Boris Riabouchinsky nait le 1er novembre 1898 à Moscou dans une famille de la haute bourgeoisie russe. Sur  les 4000 hectares que possèdent les Riabouchinsky au nord de Moscou , le jeune Boris est initié par son père et son oncle à l’observation de la nature. Ainsi il découvre la chasse, au gros gibier, loup, ours… très pratiquée en Russie, puis la chasse au chien d’arrêt pour le petit gibier qu’il traque à l’aide de pointers.  Elève brillant, il parle le français, l’anglais, l’allemand et l’italien. Très tôt, le jeune Boris s’adonne au dessin et immortalise ses sorties de chasse. Il développera ce don en suivant des cours de dessin et peinture à l’académie des Beaux Arts de Moscou, est Spoliée de tous ses biens, sa famille est forcée à l’exil par la révolution russe. Il choisit de devenir peintre animalier. L’Italie puis le  Canada et l’Angleterre où ses dessins se vendent très bien l’accueilleront. Mais c’est en France dès 1927  qu’il s’installera. Il s’inscrit au  « Syndicat des artistes peintres professionnels » et fait son entrée dans le milieu cynophile et hippique. Très vite les commandes affluent.  En 1930, il raccourcit sa signature  et devient Riab.

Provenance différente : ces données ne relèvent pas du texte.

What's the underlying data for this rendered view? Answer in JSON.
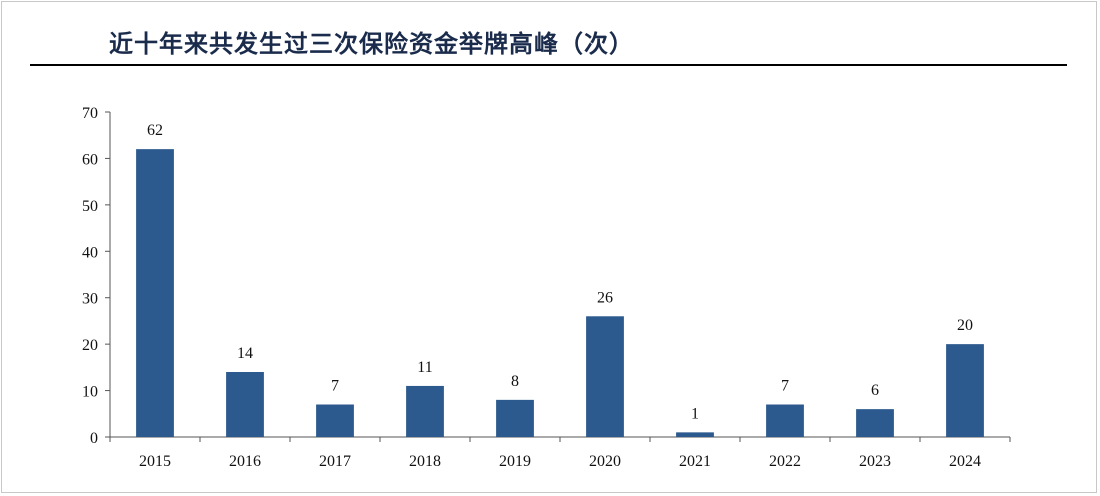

Il travaille beaucoup en particulier avec le milieu cynophile et exclusivement sur commande, il illustre de nombreuses revues dont le St Hubert, la Sauvagine, Chasse, Chiens et vénerie, l’Eleveur ou Plaisirs de la Chasse. Dans les années 1950, il participe au Salon des Animaliers où il rencontre Oberthür, Poret, Reille, Brulard, Penot, Marcuez et les sculpteurs Fath, Lesage et Benoist-Gironnière. Lors de ses diverses sorties, Riab a toujours son carnet de croquis sur lui. De 1964 à 1972 Riab travaille beaucoup et voit peu de monde du fait de la situation d’isolement de sa maison.Il devient ami avec Robert Clavel, employé de l’Office National des Forêts, gestionnaire de la forêt de Bercé.
En mars 1974, il est atteint d’hémiplégie. Il meurt le 18 août 1975 dans l’ambulance qui l’emmène à l’hôpital.

 

Rotig
Georges Frédéric ROTIG

George Fréderic rotig est né au havre le 1er octobre 1873. Elève de Benjamin Constant, Georges  Lefebvre et Jean Paul. Laurens, il fut médaillé au salon des artistes français en 1902 et 1904, et obtint le prix rosa bonheur en 1913.

Rotig est essentiellement connu comme peintre animalier. Etudes au crayon, huile, aquarelle, il utilise toutes les techniques pour appréhender le monde animalier européen comme africain dans sa vie quotidienne.   On retrouve plusieurs de ses œuvres dans les musées d’Amiens,  Cambrai et du Havre.

 

 

1-traviesEdouard Traviès

Édouard Traviès de Villers nait le 25 mars 1809 à Doullens Après avoir commencé dans la caricature il se spécialise dans la peinture d’oiseaux et d’insectes, qu’il peignait à l’aquarelle il exposa régulière au Salon entre 1831 et 1866.
Il réalisa de nombreuses lithographies pour La vènerie. Souvenirs de chasse et une série de douze trophées pour le Musée du chasseur.
Son portrait serait détenu par le musée de Doullens.
Son frère Charles-Joseph est un caricaturiste connu sous le nom Traviès.